Adapting face to face laboratory activities involving rock, fossil or museum specimens for asynchronous distance education courses.
Examples of online activities are listed on a separate page, and tools used are also listed separately. This page summarizes a few thoughts about building effective activities.
Components of an active on-line exercise
- Part 1: Students follow instructions built directly within the LMS (learning management system; at UBC, this is “Connect”, i.e. Blackboard 9.x).
For more complex tasks, we provide paper (i.e. PDF or DOCX) worksheets for structuring the learning tasks that make use of online resources. - Part 2: After a few days to complete the task a “Quiz” is opened in the LMS for entering (and auto-grading) data or observations gathered using the worksheet. Some form of “student product” is desirable but challenging for large enrollments. The online sketching widget is one approach – sketches are much easier to grade “manually” than essays. Other approaches such as Google Earth “pins” will be explored between now and April 2018.
- Part 3 (optional): For some exercises; after the “quiz” closes, a small group discussion is enabled that will be based on worksheet and/or sketch work. Small groups are managed within the LMS, and the discussion is run as a “graded forum” with an attached rubric to guide students, instructors and teaching assistants.
Alternatively: Start with an active reading sequence, consisting of HTML sequences built offline but deployed from a folder within the LMS. Active readings have embedded “instant-feedback” questions of various types, including interactive imagemaps. Students take a followup (low-stakes) quiz within the LMS for accountability and grading. LMS quiz questions may be identical to, similar to, or different from embedded questions.
Even simpler: A plain webpage with simple links to resources can serve up the learning task. Embedding Google docs or forms can also help collect student feedback or even “quiz” them, if you don’t want to couple the exercise to the LMS. Here is an example of this simple approach for a minerals identification exercise.
A more sophisticated approach: We had envisioned an interface in which students exploring a virtual museum to address given learning tasks. We do in fact have learning tasks, virtual specimens & exhibits PLUS a virtual tour of the PME museum using Google Streetview. We would like to bring these pieces together so that virtual resources are directly accessible from their correct places within the virtual museum. But … we’ll need to apply for more funding to see this happen!
Comments:
There is nothing fundamentally “new” here; components and interactive resources were built using free or very inexpensive tools (listed on a separate page). Some of these may require a little time for familiarization, but all were easy to learn.
Some keys to successful online active learning include:
- meaningful (i.e. ‘authentic’) tasks,
- well articulated learning goals,
- adequate scaffolding of the tasks and task-sequence,
- resources deployed in settings that are familiar to both students and instructors
- an open discussion-board space where students can ask colleagues and instructors about logistical or conceptual problems.
We found it important to ‘decouple’ the students’ tasks from the actual resources.

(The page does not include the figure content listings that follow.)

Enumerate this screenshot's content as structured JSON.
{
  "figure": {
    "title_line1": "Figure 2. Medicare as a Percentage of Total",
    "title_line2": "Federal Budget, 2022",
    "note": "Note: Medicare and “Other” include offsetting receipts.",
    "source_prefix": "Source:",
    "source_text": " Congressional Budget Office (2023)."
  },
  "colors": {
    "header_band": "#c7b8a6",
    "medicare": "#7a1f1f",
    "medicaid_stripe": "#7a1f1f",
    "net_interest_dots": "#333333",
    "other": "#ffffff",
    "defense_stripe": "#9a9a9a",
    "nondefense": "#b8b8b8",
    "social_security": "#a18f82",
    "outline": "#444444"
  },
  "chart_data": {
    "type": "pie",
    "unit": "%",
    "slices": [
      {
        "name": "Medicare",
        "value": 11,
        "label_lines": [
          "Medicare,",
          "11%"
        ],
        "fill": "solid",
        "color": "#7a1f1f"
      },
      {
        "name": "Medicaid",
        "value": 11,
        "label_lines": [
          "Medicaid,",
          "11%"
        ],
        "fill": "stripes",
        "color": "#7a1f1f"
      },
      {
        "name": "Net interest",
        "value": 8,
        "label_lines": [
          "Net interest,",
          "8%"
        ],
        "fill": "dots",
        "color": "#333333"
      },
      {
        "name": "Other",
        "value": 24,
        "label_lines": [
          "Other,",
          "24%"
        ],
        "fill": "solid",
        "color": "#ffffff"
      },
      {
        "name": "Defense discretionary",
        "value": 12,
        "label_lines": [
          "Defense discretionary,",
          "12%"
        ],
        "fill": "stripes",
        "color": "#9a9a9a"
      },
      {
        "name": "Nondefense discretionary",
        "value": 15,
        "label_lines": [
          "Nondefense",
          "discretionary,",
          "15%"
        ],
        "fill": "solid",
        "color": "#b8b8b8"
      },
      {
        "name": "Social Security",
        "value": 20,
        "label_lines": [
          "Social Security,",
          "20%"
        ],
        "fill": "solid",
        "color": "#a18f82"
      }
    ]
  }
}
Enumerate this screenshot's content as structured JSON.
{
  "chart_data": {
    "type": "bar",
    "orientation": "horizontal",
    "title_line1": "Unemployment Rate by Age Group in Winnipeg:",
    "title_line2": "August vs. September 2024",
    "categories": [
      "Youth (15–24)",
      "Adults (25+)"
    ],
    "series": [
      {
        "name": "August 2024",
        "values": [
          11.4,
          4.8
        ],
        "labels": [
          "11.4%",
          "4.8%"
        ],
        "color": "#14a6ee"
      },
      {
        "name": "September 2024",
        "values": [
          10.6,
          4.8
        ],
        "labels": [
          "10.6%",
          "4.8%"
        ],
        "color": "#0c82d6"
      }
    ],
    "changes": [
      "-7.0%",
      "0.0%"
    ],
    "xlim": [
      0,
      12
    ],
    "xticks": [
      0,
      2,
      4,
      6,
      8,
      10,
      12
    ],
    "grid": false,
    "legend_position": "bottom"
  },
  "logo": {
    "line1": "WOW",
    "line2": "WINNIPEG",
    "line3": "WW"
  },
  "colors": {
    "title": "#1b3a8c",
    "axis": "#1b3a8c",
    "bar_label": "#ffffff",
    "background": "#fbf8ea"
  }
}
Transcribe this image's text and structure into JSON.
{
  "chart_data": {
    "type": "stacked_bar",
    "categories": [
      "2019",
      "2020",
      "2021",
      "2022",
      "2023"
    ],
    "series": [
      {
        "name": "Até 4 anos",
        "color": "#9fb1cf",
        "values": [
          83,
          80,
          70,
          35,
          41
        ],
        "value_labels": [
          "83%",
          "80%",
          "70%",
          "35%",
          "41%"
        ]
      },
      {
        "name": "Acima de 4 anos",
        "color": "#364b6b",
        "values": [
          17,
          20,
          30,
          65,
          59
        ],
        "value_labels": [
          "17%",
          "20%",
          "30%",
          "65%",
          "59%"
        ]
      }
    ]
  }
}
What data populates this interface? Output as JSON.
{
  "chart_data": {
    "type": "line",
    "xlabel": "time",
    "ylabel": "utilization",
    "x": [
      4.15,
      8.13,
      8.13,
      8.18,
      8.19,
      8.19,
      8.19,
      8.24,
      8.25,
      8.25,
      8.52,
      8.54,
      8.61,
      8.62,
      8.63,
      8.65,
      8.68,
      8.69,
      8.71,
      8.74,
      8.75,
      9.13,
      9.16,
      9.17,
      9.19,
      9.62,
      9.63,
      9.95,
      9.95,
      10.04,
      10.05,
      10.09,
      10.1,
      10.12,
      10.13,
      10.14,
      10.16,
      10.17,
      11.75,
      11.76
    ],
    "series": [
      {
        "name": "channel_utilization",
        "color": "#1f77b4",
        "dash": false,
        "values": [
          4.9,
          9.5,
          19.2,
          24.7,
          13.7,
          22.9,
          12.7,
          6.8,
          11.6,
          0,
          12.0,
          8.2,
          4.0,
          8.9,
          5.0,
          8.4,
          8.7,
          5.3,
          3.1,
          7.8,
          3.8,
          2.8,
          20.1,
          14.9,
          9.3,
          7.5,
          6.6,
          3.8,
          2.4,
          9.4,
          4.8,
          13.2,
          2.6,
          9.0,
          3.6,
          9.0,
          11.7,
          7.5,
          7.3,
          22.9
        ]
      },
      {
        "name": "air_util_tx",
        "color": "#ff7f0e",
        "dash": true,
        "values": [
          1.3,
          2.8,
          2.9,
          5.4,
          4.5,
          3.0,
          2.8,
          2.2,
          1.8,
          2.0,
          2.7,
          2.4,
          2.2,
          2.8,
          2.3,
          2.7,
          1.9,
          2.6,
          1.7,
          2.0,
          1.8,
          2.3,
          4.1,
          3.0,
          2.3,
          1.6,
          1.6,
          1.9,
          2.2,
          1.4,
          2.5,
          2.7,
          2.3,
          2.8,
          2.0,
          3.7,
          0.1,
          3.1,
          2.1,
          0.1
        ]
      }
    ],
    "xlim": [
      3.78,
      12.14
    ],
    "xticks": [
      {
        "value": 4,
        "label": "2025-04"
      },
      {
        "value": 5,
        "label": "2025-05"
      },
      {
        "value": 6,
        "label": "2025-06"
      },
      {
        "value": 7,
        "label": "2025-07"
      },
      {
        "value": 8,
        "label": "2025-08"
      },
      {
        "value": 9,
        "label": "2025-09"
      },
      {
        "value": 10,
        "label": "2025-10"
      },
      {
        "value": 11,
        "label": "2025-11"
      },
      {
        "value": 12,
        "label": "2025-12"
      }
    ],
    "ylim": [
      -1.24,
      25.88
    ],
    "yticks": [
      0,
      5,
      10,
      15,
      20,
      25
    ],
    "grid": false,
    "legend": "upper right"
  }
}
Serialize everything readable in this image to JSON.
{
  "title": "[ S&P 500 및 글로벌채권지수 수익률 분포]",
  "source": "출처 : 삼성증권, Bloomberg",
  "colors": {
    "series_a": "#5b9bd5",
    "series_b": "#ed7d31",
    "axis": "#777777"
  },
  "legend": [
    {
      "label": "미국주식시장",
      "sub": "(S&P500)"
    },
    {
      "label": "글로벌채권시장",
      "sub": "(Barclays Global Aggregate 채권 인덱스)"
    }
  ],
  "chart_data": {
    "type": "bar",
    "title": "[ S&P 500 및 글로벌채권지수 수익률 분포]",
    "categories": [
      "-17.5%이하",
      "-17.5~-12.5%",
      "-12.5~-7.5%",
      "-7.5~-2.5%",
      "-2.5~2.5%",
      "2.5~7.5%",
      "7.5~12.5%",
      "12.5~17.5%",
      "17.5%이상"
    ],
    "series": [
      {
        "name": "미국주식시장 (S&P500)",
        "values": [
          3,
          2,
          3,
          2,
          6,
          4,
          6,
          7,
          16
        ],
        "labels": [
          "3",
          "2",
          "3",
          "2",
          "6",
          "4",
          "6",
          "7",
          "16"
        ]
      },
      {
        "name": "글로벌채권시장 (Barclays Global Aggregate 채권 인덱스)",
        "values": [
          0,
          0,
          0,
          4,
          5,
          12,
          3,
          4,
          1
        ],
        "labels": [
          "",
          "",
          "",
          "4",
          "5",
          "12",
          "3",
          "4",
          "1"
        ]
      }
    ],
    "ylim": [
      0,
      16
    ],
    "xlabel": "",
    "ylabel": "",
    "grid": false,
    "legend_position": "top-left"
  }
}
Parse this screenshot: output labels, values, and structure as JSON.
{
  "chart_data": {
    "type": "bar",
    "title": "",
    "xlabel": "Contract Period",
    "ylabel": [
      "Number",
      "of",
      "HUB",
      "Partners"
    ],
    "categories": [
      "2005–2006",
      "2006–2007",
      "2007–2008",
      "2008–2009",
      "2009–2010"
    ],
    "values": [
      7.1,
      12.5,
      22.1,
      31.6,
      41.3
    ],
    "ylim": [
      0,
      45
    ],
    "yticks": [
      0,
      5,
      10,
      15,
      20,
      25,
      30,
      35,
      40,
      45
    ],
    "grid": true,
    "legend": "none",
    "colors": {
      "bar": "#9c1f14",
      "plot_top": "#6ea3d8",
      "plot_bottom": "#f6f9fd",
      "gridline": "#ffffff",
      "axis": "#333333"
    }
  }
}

In other words to build and store resources separately from exercise instructions. We treat virtual resources the same way as real rocks or fossils that live in a drawer. We do not attach or embed any task-specific information. This way, the lab or exercise can be built and maintained without having to adjust the resource. This approach is to ensure future instructors can adjust learning tasks without having to manipulate the resources themselves.
Within the active learning exercises, some virtual resources are accessed with simple links that open in a new browser tab. Others may be embedded into instructions (or even quiz questions) using <iframe> tags just like you would embed a google map.